5. Nesta luz desejaria repropor à vossa meditação as páginas que o Concílio Vaticano II dedicou, na constituição pastoral Gaudium et spes (cf. cap. III e IV), à "actividade humana no universo" e à "tarefa da Igreja no mundo contemporâneo". "Para os que têm fé escreve o Concílio uma coisa é certa:  a actividade humana, individual e colectiva, ou aquele esforço gigantesco, com que os homens se atarefam ao longo dos séculos para melhorar as condições de vida, considerado em si mesmo, corresponde à vontade de Deus" (34).

A complexidade da sociedade moderna torna cada vez mais difícil o empenho de animar as estruturas políticas, culturais, económicas e tecnológicas que muitas vezes ainda não têm uma alma. Neste horizonte difícil e prometedor a Igreja é chamada a reconhecer a autonomia das realidades terrenas (cf. GS 36), mas também a proclamar de maneira eficaz "a prioridade da ética sobre a técnica, a primazia das pessoas sobre as coisas, a superioridade do espírito sobre a matéria" (Congregação para a Educação Católica, In questi ultimi decenni, 30/12/1988, 44). Só assim se verificará o anúncio de Paulo:  "A própria criação espera com impaciência a manifestação do Filho de Deus... abriga a esperança, pois ela também será liberta da escravidão da corrupção, para participar da liberdade e da glória dos filhos de Deus" (Rm 8, 19.21).

 


Saudações

Saúdo os peregrinos de língua portuguesa que porventura aqui se encontrem; dou-lhes as boas-vindas e desejo cordialmente que todos vivam com alegria o tempo natalício que se aproxima, na prática das boas obras, especialmente  nos  seus  lares,  pelos  caminhos  da salvação de Cristo:  muito Boas-Festas e Feliz Ano Novo, com a minha Bênção apostólica.

É com cordialidade que saúdo os peregrinos de língua francesa, de modo especial o grupo de fiéis da Diocese de Carcassona e os religiosos da Congregação de S. Tomás de Vila Nova. A vossa peregrinação jubilar a Roma, neste período do Advento, revigore a vossa fé e abra o vosso coração à esperança, para acolher o Emanuel, o Príncipe da Paz!
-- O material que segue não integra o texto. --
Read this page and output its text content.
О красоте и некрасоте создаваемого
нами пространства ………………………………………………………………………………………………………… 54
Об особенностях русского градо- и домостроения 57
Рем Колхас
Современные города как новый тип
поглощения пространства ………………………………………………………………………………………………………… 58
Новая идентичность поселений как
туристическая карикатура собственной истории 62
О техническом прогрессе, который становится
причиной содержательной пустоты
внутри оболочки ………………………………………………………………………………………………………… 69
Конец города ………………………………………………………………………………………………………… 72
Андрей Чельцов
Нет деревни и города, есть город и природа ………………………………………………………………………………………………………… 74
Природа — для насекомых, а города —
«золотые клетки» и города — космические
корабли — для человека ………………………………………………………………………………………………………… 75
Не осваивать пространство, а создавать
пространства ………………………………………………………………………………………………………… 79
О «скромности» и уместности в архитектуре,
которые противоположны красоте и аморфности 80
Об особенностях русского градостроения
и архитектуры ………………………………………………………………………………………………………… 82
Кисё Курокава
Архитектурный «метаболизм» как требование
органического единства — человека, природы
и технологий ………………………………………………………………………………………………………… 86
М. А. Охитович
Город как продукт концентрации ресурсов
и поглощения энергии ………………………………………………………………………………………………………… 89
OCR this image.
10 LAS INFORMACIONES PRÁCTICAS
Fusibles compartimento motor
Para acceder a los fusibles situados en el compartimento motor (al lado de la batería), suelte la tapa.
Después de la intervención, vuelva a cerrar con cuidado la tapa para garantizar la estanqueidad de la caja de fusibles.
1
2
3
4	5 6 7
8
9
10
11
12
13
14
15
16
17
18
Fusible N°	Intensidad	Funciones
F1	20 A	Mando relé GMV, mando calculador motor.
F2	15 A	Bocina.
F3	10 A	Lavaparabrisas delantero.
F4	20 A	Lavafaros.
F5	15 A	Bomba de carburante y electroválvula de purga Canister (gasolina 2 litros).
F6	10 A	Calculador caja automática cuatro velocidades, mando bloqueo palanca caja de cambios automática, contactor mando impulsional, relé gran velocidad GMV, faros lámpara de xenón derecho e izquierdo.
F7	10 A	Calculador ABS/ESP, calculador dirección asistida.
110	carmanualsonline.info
Do íntimo do coração, concedo a todos a Bênção apostólica.

Apresento as cordiais boas-vindas aos peregrinos e visitantes de expressão inglesa, de forma especial aos provenientes da Irlanda do Norte e dos Estados Unidos da América. Rezo para que o período do Advento seja uma época de particular graça para vós, enquanto vos preparais com fé, esperança e caridade para a celebração do bimilenário do nascimento do Salvador. Ao confiar cada um de vós e as vossas famílias à protecção de Maria, Mãe do Redentor, invoco sobre todos as abundantes bênçãos celestiais.

Enfim, saúdo os jovens, os doentes e os novos casais.

Caríssimos, celebrou-se ontem a festividade litúrgica da Virgem Maria de Guadalupe, Padroeira do Continente americano. Queridos jovens, confio-vos a Ela e formulo votos para que o convite que em Caná Ela dirigiu aos servidores:  "Fazei o que Ele vos disser" (Jo 2, 5) vos leve a acolher com impulso a palavra de Cristo e a fazê-la frutificar na vossa vida. Caros doentes, Maria vos sustente e faça experimentar, também no sofrimento, a presença consoladora de Cristo Salvador. Prezados novos casais, a sua materna intercessão vos ajude a edificar a vossa nova família na fidelidade ao amor conjugal, no serviço recíproco e no acolhimento do dom da vida.